Un représentant d’une plateforme crypto majeure, accompagné d’experts en politiques publiques et d’avocats fiscalistes, a récemment mis en lumière des zones grises persistantes, notamment le traitement des récompenses de staking, des petits airdrops et des paiements en stablecoins. Ces problématiques concernent des millions de contribuables et des milliards de dollars d’activité, mais des directives claires font encore défaut.
Des parlementaires ont mis en garde contre le risque que l’ambiguïté réglementaire détourne l’innovation vers d’autres juridictions, les entreprises et entrepreneurs recherchant des environnements plus stables. L’impact concurrentiel de la fiscalité américaine sur l’industrie mondiale des actifs numériques est devenu une préoccupation majeure pour les décideurs soucieux de préserver le leadership technologique des États-Unis.

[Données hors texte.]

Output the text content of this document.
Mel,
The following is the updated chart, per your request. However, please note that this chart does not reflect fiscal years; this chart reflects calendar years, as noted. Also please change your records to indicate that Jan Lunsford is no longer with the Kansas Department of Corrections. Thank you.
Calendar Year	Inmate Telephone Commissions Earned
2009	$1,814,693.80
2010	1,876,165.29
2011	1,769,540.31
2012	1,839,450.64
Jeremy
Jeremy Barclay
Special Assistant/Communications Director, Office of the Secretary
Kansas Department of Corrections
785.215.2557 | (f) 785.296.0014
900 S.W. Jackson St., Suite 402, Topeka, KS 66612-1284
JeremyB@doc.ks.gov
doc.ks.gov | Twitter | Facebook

La vigilance fiscale s’intensifie aussi pour les particuliers. L’Internal Revenue Service a envoyé un nombre record de lettres d’avertissement récemment, illustrant un durcissement des contrôles. Les avocats fiscalistes spécialisés crypto et les plateformes de conformité constatent une forte hausse des demandes d’accompagnement, dans la lignée de précédentes vagues de contrôles liées aux réquisitions de données d’échange. Ce renforcement des contrôles souligne l’urgence de directives claires, permettant aux contribuables de respecter leurs obligations sans risquer des pénalités pour une interprétation de bonne foi de règles ambiguës.

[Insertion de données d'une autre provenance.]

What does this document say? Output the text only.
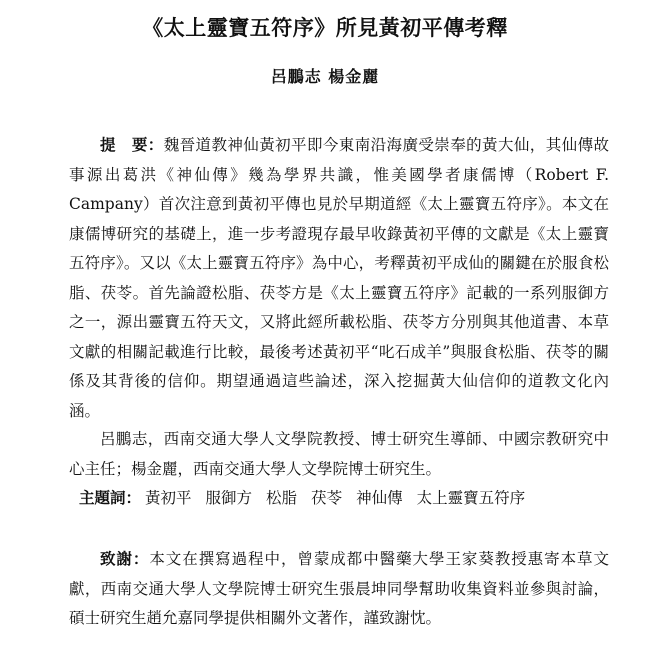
《太上靈寶五符序》所見黃初平傳考釋
呂鵬志 楊金麗
提　要：魏晉道教神仙黃初平即今東南沿海廣受崇奉的黃大仙，其仙傳故事源出葛洪《神仙傳》幾為學界共識，惟美國學者康儒博（Robert F. Campany）首次注意到黃初平傳也見於早期道經《太上靈寶五符序》。本文在康儒博研究的基礎上，進一步考證現存最早收錄黃初平傳的文獻是《太上靈寶五符序》。又以《太上靈寶五符序》為中心，考釋黃初平成仙的關鍵在於服食松脂、茯苓。首先論證松脂、茯苓方是《太上靈寶五符序》記載的一系列服御方之一，源出靈寶五符天文，又將此經所載松脂、茯苓方分別與其他道書、本草文獻的相關記載進行比較，最後考述黃初平“叱石成羊”與服食松脂、茯苓的關係及其背後的信仰。期望通過這些論述，深入挖掘黃大仙信仰的道教文化內涵。
呂鵬志，西南交通大學人文學院教授、博士研究生導師、中國宗教研究中心主任；楊金麗，西南交通大學人文學院博士研究生。
主題詞： 黃初平 服御方 松脂 茯苓 神仙傳 太上靈寶五符序
致謝：本文在撰寫過程中，曾蒙成都中醫藥大學王家葵教授惠寄本草文獻，西南交通大學人文學院博士研究生張晨坤同學幫助收集資料並參與討論，碩士研究生趙允嘉同學提供相關外文著作，謹致謝忱。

Alors que les normes comptables et les règles fiscales continuent d’évoluer, les entreprises détenant ou utilisant des crypto-actifs doivent rester attentives aux nouveaux dispositifs et renforcer leurs processus de conformité. La convergence des travaux du FASB et des réformes du Trésor laisse présager, à brève échéance, des rapports crypto plus standardisés, transparents et alignés sur les principes de la comptabilité financière classique.
Le responsable comptable américain a promulgué de nouveaux règlements SEC et Trésor sur les transferts de crypto, afin d’améliorer la transparence dans la gestion des actifs numériques. Ces règles imposent une transparence accrue et la représentation fidèle des actifs numériques dans les bilans, avec une entrée en vigueur prévue d’ici la fin de l’année pour renforcer le suivi des transactions en cryptomonnaie.
Des règles de transfert plus strictes exigent une documentation transactionnelle détaillée, le respect des obligations fiscales et des méthodes d’évaluation appropriées. Les entreprises doivent enregistrer précisément les mouvements d’actifs numériques, mettre en œuvre une comptabilité transparente et tenir des archives complètes pour prouver la conformité et éviter les sanctions lors du reporting financier.
Les sociétés doivent enregistrer avec exactitude toutes les opérations crypto selon des principes comptables précis, en classant correctement les actifs et en valorisant ceux-ci à partir de sources fiables de marché. Les implications fiscales variant selon la juridiction, il est indispensable de maîtriser la législation locale. Un accompagnement comptable professionnel garantit la conformité, la transparence et la fiabilité des rapports financiers.
Les sociétés doivent appliquer la mesure à la juste valeur pour les crypto-actifs, veiller à ce que les états financiers reflètent la volatilité du marché, tenir des registres précis des transactions, instaurer des contrôles internes rigoureux, réaliser des audits récurrents et respecter les normes comptables actualisées pour garantir un reporting transparent et harmonisé.
Les transferts de cryptomonnaies diffèrent principalement par la volatilité des prix et la complexité fiscale. Contrairement aux actifs traditionnels, les crypto-actifs nécessitent une évaluation à la juste valeur à la date de transfert pour le calcul des impôts. L’absence de directives comptables standardisées multiplie les difficultés de reporting et les incertitudes de conformité.